Controllable and Large-Scale Preparation of High-Purity Nano-Silicon and Its Electrochemical Performance

Silicon (Si) has become one of the hot spots in the research of anode materials in lithium-ion batteries (LIBs) for its highest lithium intercalation capacity among known elements. However, the large volume expansion (similar to 300%) of Si due to the lithium intercalation restricts its application in LIBs. Nano-crystalized is an effective solution to resolve the volume expansion. In this study, nano-Si which can be used for high energy storage lithium-ion battery was prepared from metallurgical Si by two steps method of high-energy electron beam evaporation and deposition and mechanical grinding. According to scanning electron microscopy (SEM) observation, the molten Si deposits into Si nanofibers with a linear diameter of about 40 nm after evaporation under the action of high-energy electron beam, and then the nanofibers gather into Si nanobundles. And the size distribution of nano-Si particles is uniform after mechanical grinding.

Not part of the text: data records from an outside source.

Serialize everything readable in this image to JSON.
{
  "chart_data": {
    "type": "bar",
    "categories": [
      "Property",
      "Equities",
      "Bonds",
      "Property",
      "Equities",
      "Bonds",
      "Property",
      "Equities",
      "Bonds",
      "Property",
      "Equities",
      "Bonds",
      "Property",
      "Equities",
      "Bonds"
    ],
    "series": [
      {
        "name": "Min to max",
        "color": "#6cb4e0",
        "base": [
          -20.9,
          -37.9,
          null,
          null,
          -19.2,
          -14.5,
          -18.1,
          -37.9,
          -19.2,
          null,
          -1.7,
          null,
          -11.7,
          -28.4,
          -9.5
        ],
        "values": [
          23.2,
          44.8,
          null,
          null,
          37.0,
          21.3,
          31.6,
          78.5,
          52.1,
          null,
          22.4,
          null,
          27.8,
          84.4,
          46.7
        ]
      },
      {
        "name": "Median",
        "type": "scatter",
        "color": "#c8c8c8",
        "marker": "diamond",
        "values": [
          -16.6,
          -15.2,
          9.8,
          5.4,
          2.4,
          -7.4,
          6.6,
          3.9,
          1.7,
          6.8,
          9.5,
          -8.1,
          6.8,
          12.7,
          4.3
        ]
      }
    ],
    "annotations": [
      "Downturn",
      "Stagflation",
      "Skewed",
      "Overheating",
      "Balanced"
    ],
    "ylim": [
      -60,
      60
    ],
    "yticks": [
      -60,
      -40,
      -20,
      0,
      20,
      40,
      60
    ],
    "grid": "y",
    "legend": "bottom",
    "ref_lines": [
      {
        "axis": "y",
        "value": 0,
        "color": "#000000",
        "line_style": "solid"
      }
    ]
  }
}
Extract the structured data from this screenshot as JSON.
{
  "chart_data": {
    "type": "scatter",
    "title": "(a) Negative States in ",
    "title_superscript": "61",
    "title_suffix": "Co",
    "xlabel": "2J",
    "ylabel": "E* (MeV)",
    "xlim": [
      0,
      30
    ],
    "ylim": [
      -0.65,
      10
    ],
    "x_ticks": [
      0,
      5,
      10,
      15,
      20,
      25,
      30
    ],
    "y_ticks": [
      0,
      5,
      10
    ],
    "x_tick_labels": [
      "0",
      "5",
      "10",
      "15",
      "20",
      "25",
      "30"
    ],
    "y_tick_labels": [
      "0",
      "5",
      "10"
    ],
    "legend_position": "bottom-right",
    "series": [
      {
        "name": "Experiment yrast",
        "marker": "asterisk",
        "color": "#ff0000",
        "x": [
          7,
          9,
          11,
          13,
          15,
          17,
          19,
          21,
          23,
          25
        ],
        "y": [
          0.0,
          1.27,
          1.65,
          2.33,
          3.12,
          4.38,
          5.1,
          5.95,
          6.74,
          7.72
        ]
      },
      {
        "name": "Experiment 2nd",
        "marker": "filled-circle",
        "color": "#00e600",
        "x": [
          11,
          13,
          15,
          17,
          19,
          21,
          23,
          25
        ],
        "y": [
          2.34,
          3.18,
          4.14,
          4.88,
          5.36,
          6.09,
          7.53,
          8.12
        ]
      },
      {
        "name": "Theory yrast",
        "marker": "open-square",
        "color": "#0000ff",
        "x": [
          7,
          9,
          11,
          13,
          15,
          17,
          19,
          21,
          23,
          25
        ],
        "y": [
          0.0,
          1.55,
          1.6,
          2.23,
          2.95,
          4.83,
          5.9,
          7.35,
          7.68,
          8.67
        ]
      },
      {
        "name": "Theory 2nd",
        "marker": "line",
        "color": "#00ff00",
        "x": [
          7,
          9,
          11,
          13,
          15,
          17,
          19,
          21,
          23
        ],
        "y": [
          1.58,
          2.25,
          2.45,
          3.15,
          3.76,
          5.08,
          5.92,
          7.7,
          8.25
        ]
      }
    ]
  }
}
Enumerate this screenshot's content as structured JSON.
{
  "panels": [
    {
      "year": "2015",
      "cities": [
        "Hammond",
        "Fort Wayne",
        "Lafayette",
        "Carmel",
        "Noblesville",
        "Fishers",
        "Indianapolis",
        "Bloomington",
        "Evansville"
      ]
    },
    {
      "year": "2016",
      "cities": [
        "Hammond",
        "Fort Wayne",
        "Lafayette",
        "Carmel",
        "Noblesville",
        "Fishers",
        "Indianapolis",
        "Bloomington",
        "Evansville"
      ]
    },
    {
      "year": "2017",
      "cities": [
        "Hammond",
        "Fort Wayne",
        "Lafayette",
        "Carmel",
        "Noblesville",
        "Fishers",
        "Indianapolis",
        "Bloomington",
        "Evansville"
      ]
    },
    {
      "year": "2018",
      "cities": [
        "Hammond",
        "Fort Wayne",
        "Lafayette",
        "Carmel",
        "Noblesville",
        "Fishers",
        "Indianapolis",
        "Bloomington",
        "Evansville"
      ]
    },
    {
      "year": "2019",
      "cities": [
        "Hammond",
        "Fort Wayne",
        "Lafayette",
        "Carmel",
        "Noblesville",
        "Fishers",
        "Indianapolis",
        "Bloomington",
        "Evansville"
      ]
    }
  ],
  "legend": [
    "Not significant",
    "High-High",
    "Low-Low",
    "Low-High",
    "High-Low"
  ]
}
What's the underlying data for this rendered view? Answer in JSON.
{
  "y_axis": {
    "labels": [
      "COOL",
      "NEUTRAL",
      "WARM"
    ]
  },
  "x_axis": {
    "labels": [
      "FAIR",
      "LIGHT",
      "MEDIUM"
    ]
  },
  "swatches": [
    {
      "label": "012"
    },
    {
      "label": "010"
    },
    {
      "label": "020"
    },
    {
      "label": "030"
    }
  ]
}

The results of electrochemical tests show that the first reversible capacity is 1292.4 mAh/g, and the charge transfer impedance fitting value is 51.36 Omega, under the condition of the nano-Si purity reaches more than 99.96% and the discharge density is 100 mA/g. The experimental result indicates that this method can be applied to the controllable and large-scale preparation of nano-Si, and has certain guiding significance for Si in the future industrial production of LIBs.